At the end of the article are some choice quotes that explain quite well the current situation in modern science, astronomical sciences in particular. Note that these are quotes from non-creationists.

“We take the side of science in spite of the patent absurdity of some of its constructs, in spite of its failure to fulfill many of its extravagant promises of health and life, in spite of the tolerance of the scientific community for unsubstantiated just-so stories, because we have a prior commitment, a commitment to materialism. It is not that the methods and institutions of science somehow compel us to accept a material explanation of the phenomenal world, but, on the contrary, that we are forced by our a priori adherence to material causes to create an apparatus of investigation and a set of concepts that produce material explanations, no matter how counter-intuitive, no matter how mystifying to the uninitiated. Moreover, that materialism is an absolute, for we cannot allow a Divine Foot in the door.”
—Richard Lewontin, Billions and billions of demons, The New York Review, 9 January 1997, p. 31. Back


“Big bang cosmology is probably as widely believed as has been any theory of the universe in the history of Western civilization. It rests, however, on many untested, and in some cases untestable, assumptions. Indeed, big bang cosmology has become a bandwagon of thought that reflects faith as much as objective truth.”
—G. Burbidge, Why only one big bang? Scientific American, 266(2):96, 1992.
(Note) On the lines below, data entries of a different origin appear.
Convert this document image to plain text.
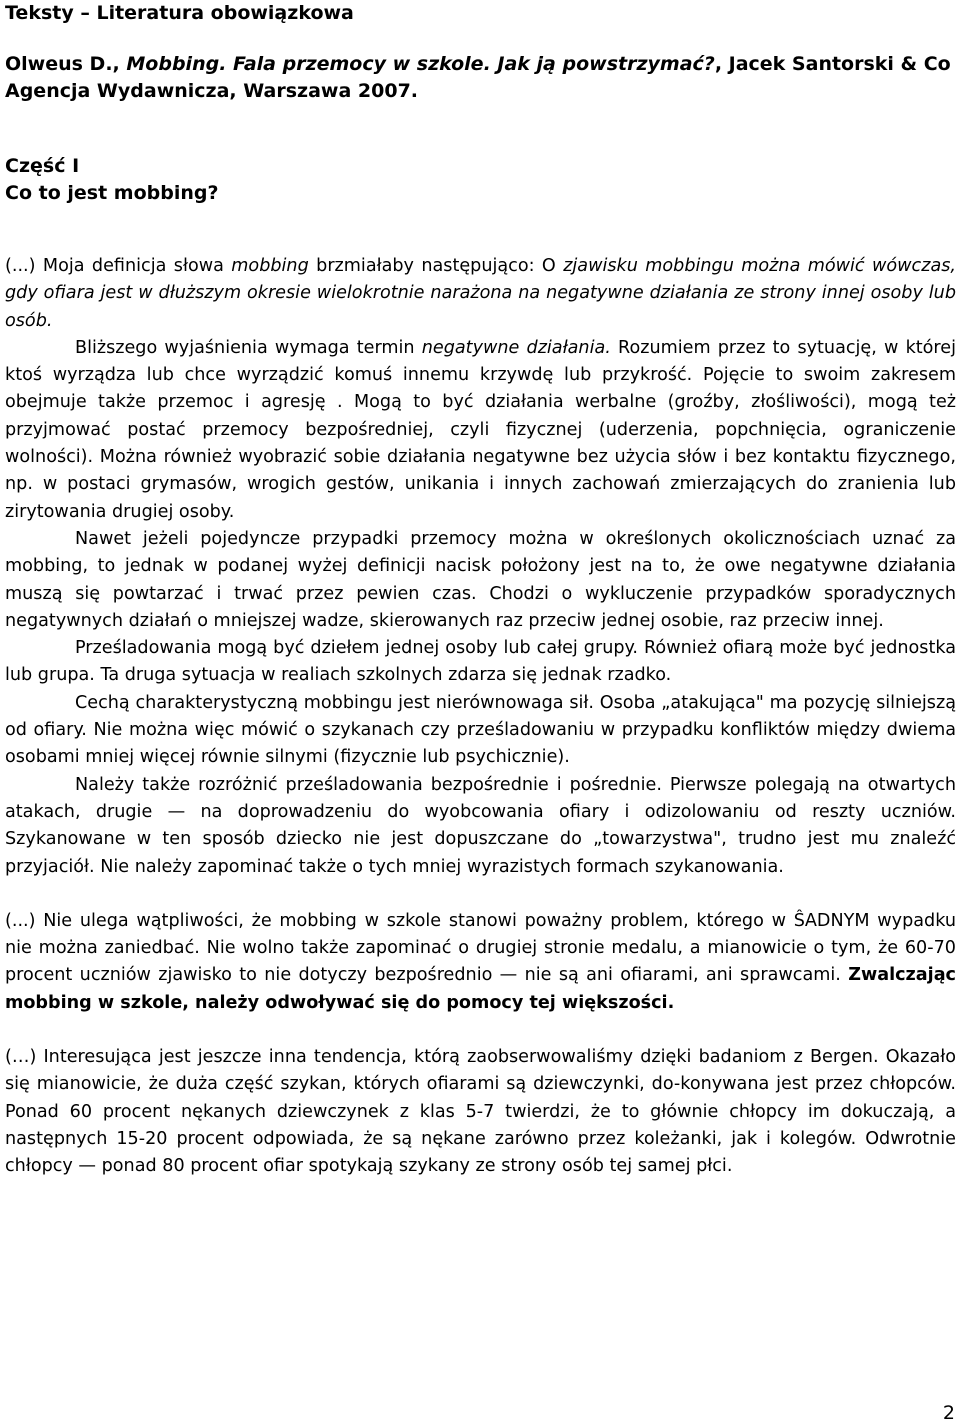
Teksty – Literatura obowiązkowa

Olweus D., Mobbing. Fala przemocy w szkole. Jak ją powstrzymać?, Jacek Santorski & Co Agencja Wydawnicza, Warszawa 2007.

Część I

Co to jest mobbing?

(...) Moja definicja słowa mobbing brzmiałaby następująco: O zjawisku mobbingu można mówić wówczas, gdy ofiara jest w dłuższym okresie wielokrotnie narażona na negatywne działania ze strony innej osoby lub osób.

Bliższego wyjaśnienia wymaga termin negatywne działania. Rozumiem przez to sytuację, w której ktoś wyrządza lub chce wyrządzić komuś innemu krzywdę lub przykrość. Pojęcie to swoim zakresem obejmuje także przemoc i agresję . Mogą to być działania werbalne (groźby, złośliwości), mogą też przyjmować postać przemocy bezpośredniej, czyli fizycznej (uderzenia, popchnięcia, ograniczenie wolności). Można również wyobrazić sobie działania negatywne bez użycia słów i bez kontaktu fizycznego, np. w postaci grymasów, wrogich gestów, unikania i innych zachowań zmierzających do zranienia lub zirytowania drugiej osoby.

Nawet jeżeli pojedyncze przypadki przemocy można w określonych okolicznościach uznać za mobbing, to jednak w podanej wyżej definicji nacisk położony jest na to, że owe negatywne działania muszą się powtarzać i trwać przez pewien czas. Chodzi o wykluczenie przypadków sporadycznych negatywnych działań o mniejszej wadze, skierowanych raz przeciw jednej osobie, raz przeciw innej.

Prześladowania mogą być dziełem jednej osoby lub całej grupy. Również ofiarą może być jednostka lub grupa. Ta druga sytuacja w realiach szkolnych zdarza się jednak rzadko.

Cechą charakterystyczną mobbingu jest nierównowaga sił. Osoba „atakująca" ma pozycję silniejszą od ofiary. Nie można więc mówić o szykanach czy prześladowaniu w przypadku konfliktów między dwiema osobami mniej więcej równie silnymi (fizycznie lub psychicznie).

Należy także rozróżnić prześladowania bezpośrednie i pośrednie. Pierwsze polegają na otwartych atakach, drugie — na doprowadzeniu do wyobcowania ofiary i odizolowaniu od reszty uczniów. Szykanowane w ten sposób dziecko nie jest dopuszczane do „towarzystwa", trudno jest mu znaleźć przyjaciół. Nie należy zapominać także o tych mniej wyrazistych formach szykanowania.

(...) Nie ulega wątpliwości, że mobbing w szkole stanowi poważny problem, którego w ŜADNYM wypadku nie można zaniedbać. Nie wolno także zapominać o drugiej stronie medalu, a mianowicie o tym, że 60-70 procent uczniów zjawisko to nie dotyczy bezpośrednio — nie są ani ofiarami, ani sprawcami. Zwalczając mobbing w szkole, należy odwoływać się do pomocy tej większości.

(…) Interesująca jest jeszcze inna tendencja, którą zaobserwowaliśmy dzięki badaniom z Bergen. Okazało się mianowicie, że duża część szykan, których ofiarami są dziewczynki, do-konywana jest przez chłopców. Ponad 60 procent nękanych dziewczynek z klas 5-7 twierdzi, że to głównie chłopcy im dokuczają, a następnych 15-20 procent odpowiada, że są nękane zarówno przez koleżanki, jak i kolegów. Odwrotnie chłopcy — ponad 80 procent ofiar spotykają szykany ze strony osób tej samej płci.

2
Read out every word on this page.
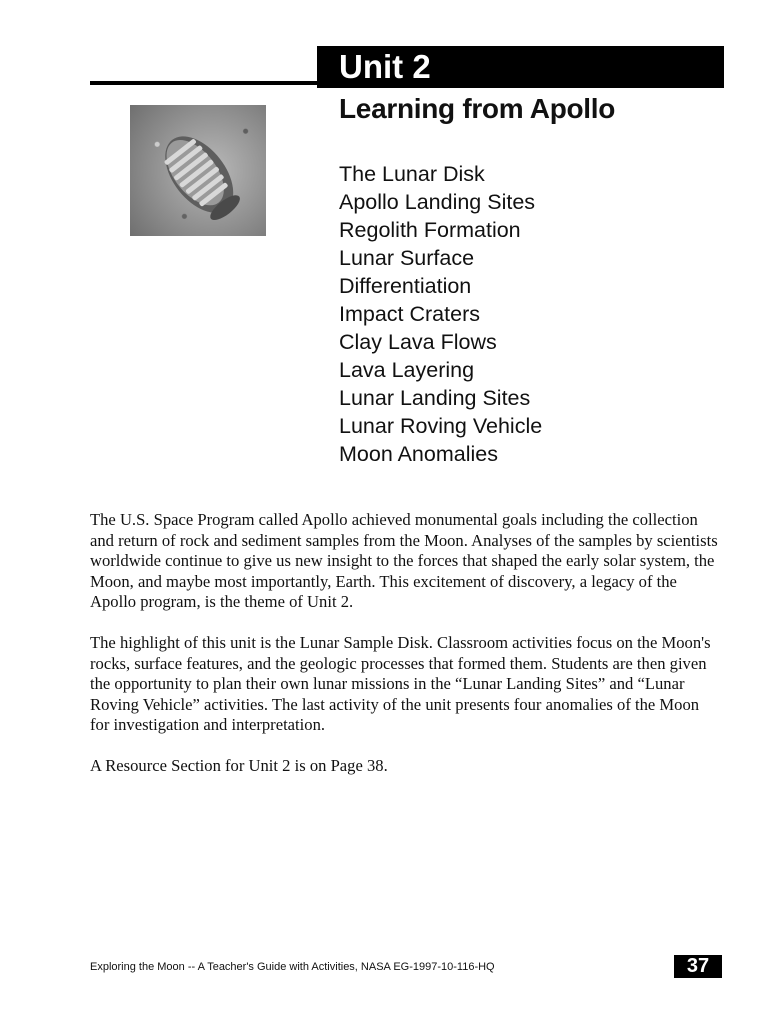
Unit 2
Learning from Apollo
The Lunar Disk
Apollo Landing Sites
Regolith Formation
Lunar Surface
Differentiation
Impact Craters
Clay Lava Flows
Lava Layering
Lunar Landing Sites
Lunar Roving Vehicle
Moon Anomalies

The U.S. Space Program called Apollo achieved monumental goals including the collection and return of rock and sediment samples from the Moon. Analyses of the samples by scientists worldwide continue to give us new insight to the forces that shaped the early solar system, the Moon, and maybe most importantly, Earth. This excitement of discovery, a legacy of the Apollo program, is the theme of Unit 2.

The highlight of this unit is the Lunar Sample Disk. Classroom activities focus on the Moon's rocks, surface features, and the geologic processes that formed them. Students are then given the opportunity to plan their own lunar missions in the “Lunar Landing Sites” and “Lunar Roving Vehicle” activities. The last activity of the unit presents four anomalies of the Moon for investigation and interpretation.

A Resource Section for Unit 2 is on Page 38.

Exploring the Moon -- A Teacher's Guide with Activities, NASA EG-1997-10-116-HQ	37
“At the beginning of his book The God Particle, Nobel physicist Leon Ledermann [referring to cosmological speculations like the big bang in science books and articles] writes: ‘When you read or hear anything about the birth of the universe, someone is making it up.’” (brackets ours)
—As quoted in: Kitty Ferguson, The Fire in the Equations: Science, Religion and the Search for God, Eerdmans, Grand Rapids, 1995, p. 145.

“... I suspect that the assumption of uniformity of the universe reflects a prejudice born of a sequence of overthrows of geocentric ideas. ... It would be embarrassing to find, after stating that we live in an ordinary planet about an ordinary star in an ordinary galaxy, that our place in the universe is extraordinary ... To avoid embarrassment we cling to the hypothesis of uniformity.”
—R.P. Feynman, F.B. Morinigo, and W.G. Wagner, Feynman Lectures on Gravitation, Penguin Books, London, 1999.

“At the beginning, equal amounts of matter and antimatter were created [in the “big bang”]. Now there seems to be only matter. There have been theoretical speculations about the disappearance of antimatter, but no experimental support.”
—Antia, M., Ready to takeoff, antimatter experiment takes some flak, Science, 280:1339, 1998.

“... warning given by [physicist and philosopher] Carl Friedrich von Weizsäcker ... namely that a society which accepts the idea that the origin of the cosmos could be explained in terms of an explosion, reveals more about the society itself than about the universe. Nevertheless, the many observations made during the past 25 years or so which contradict the standard model, are simply ignored. When fact and theory contradict each other, one of them has to yield.”
—E.P. Fischer (Ed.), Neue Horizonte 92/93—Ein Forum der Naturwissenschaften—Piper-Verlag, München, Germany, pp. 112–173, 1993.

“In my opinion the observations speak a different language; they call for a different view of the universe. I believe that the big bang theory should be replaced, because it is no longer a valid theory.”
—E.P. Fischer (Ed.), Neue Horizonte 92/93—Ein Forum der Naturwissenschaften—Piper-Verlag, München, Germany, p. 118.

1 comment:

  1. I checked out "Big Bang" on Wikipedia a while ago and it broke my heart to see so many people supporting the Big Bang theory. When people say science and religion don't mix I want to pop a vain.

    I is really funny how they state that ALL matter was in a dot no more than 1mm wide prior to the Big Bang. Putting so much into a little dot is supposed to make it more believable?! If you ask me that requires faith like no other, and they call our explanations religious?